The weekend procedures were completed by more than 10 surgeons at
Sweden's University of Gothenburg. The surgeons said they won’t consider
it successful unless the women give birth to healthy children.
This shows that we don’t always have to turn towards artificial
organs or even deceased donors. Some organs can be taken from living
donors, but the range and options are limited. And it is not always easy
to find deceased people whose organs are in a pristine condition for
transplantation. This is why research on artificial organs must be
continued.
As I have said in this column on previous occasions, work is
progressing apace to build better artificial lungs, hearts, bones and
even eyes. There already are some rudimentary camera-sensor combinations
that already help the blind to make out vague black and white shapes.

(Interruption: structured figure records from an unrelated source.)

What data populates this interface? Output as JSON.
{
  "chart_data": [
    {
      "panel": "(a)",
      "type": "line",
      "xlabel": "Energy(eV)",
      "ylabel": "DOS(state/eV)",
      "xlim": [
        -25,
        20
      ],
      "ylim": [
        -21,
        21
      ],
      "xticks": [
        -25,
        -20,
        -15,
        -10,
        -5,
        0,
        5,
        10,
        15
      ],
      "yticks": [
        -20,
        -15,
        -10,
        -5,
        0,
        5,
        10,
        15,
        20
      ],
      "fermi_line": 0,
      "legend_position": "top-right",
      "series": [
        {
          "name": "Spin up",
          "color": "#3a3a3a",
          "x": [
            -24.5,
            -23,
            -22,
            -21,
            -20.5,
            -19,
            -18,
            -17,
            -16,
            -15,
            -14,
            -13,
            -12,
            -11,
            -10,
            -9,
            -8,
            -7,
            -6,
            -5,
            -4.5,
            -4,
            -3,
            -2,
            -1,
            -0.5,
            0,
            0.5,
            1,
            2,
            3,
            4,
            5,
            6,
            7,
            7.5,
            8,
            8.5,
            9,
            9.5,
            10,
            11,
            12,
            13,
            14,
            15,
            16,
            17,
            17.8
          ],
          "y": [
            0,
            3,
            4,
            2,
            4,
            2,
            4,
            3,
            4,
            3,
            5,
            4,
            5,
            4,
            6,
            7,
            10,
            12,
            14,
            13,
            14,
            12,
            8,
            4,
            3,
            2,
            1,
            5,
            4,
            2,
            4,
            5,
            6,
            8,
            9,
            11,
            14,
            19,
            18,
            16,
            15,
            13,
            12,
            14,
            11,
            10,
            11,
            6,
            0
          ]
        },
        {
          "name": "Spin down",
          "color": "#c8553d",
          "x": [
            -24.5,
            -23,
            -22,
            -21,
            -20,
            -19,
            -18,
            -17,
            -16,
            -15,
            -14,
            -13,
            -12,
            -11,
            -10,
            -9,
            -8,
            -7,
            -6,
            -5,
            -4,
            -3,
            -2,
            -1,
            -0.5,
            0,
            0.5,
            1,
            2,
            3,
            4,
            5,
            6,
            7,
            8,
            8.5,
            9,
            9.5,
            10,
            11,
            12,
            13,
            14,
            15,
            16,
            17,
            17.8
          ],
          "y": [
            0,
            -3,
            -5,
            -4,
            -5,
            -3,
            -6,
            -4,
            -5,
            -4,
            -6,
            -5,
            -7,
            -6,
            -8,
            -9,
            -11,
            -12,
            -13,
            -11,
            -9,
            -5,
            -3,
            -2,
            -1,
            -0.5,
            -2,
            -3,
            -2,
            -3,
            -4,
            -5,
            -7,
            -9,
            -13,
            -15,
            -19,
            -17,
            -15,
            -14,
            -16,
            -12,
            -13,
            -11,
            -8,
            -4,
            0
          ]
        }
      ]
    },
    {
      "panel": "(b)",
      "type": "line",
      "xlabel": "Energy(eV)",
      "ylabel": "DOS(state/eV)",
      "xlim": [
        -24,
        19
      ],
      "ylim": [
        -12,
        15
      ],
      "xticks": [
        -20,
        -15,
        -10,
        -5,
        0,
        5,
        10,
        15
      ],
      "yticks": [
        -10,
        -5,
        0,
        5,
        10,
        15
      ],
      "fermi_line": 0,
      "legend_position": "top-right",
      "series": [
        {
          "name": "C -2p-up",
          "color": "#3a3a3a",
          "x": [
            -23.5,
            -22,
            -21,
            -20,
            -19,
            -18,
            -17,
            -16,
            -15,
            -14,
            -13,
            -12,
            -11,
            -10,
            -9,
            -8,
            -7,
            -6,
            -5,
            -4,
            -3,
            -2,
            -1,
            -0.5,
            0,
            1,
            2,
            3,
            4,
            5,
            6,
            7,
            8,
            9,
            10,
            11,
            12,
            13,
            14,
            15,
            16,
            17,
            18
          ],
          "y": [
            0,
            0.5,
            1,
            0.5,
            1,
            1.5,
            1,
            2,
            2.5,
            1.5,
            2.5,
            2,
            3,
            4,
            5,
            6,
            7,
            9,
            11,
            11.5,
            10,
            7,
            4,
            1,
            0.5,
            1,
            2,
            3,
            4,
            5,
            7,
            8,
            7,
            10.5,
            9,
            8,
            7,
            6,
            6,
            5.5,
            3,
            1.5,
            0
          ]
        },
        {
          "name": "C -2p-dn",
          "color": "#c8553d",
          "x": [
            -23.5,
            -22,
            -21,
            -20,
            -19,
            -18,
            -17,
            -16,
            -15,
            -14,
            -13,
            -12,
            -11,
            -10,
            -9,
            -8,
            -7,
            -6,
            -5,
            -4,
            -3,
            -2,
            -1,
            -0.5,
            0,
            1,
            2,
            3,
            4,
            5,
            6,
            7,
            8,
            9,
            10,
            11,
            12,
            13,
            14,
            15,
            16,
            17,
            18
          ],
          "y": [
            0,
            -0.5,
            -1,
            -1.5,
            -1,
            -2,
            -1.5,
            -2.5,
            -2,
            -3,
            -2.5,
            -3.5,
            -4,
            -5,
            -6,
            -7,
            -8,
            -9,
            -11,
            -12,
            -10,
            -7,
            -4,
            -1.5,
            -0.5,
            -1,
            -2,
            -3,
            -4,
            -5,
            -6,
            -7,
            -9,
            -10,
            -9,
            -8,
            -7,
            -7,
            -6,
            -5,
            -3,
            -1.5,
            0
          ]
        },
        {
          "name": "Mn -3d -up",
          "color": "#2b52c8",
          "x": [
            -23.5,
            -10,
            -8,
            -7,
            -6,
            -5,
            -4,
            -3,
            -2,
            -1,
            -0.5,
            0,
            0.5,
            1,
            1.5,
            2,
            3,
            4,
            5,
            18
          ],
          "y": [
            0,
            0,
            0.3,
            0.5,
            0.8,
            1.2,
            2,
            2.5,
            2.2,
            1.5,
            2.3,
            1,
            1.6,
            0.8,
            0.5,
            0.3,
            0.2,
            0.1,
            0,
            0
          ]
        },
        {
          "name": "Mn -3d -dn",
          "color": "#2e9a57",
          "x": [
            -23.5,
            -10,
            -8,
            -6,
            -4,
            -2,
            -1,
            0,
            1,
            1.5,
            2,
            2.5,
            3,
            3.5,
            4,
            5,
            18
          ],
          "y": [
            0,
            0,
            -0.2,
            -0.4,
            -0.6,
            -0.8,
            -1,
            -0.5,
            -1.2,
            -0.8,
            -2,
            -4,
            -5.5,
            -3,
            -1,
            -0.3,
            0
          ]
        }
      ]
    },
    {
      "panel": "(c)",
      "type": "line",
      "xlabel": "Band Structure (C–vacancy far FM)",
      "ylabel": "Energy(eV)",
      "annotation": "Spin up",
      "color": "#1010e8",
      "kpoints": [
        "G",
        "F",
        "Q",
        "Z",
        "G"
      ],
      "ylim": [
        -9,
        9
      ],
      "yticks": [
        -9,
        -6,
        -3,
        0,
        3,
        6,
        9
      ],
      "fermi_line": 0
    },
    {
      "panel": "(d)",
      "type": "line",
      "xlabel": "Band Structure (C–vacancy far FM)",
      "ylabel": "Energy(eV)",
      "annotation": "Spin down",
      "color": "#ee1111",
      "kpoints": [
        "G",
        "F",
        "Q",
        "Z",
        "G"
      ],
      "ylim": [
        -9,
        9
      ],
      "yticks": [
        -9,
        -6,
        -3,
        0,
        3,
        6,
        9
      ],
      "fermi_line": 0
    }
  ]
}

While this is recommended only for people who had lost their sight
after quite some time and not for those who are blind from birth, there
is no doubt that full-colour vision for the blind would be achievable in
a few decades, in the light of advances in miniaturisation and
nano-engineering, biophysics, neuro sciences, IC chips and cameras. That
would be the holy grail of artificial implants. We are familiar with the
debate that have arisen with the use of carbon fibre blades as a
substitute for legs by South African double amputee Oscar Pistorius,
with some arguing that the blades give him an undue advantage over
able-bodies athletes who have to use their “natural” legs. Could there
be a time in which artificial organs could be better than the body’s own
“natural” ones? For a start, artificial ones hardly break down, do not
age and are not struck down by disease. Will these bionic people be
superior than the rest of us ? Will only the super-rich be able to
afford them, leaving others to perish if they do not get a new organ? It
will thus be a very interesting debate from a moral and ethical point of
view as well.
One thing is clear. Progress in this field is inevitable and
unstoppable. But the results should permeate to the wider society, just
like discoveries such as penicillin and vaccination did. Only then will
these achievements become true breakthroughs.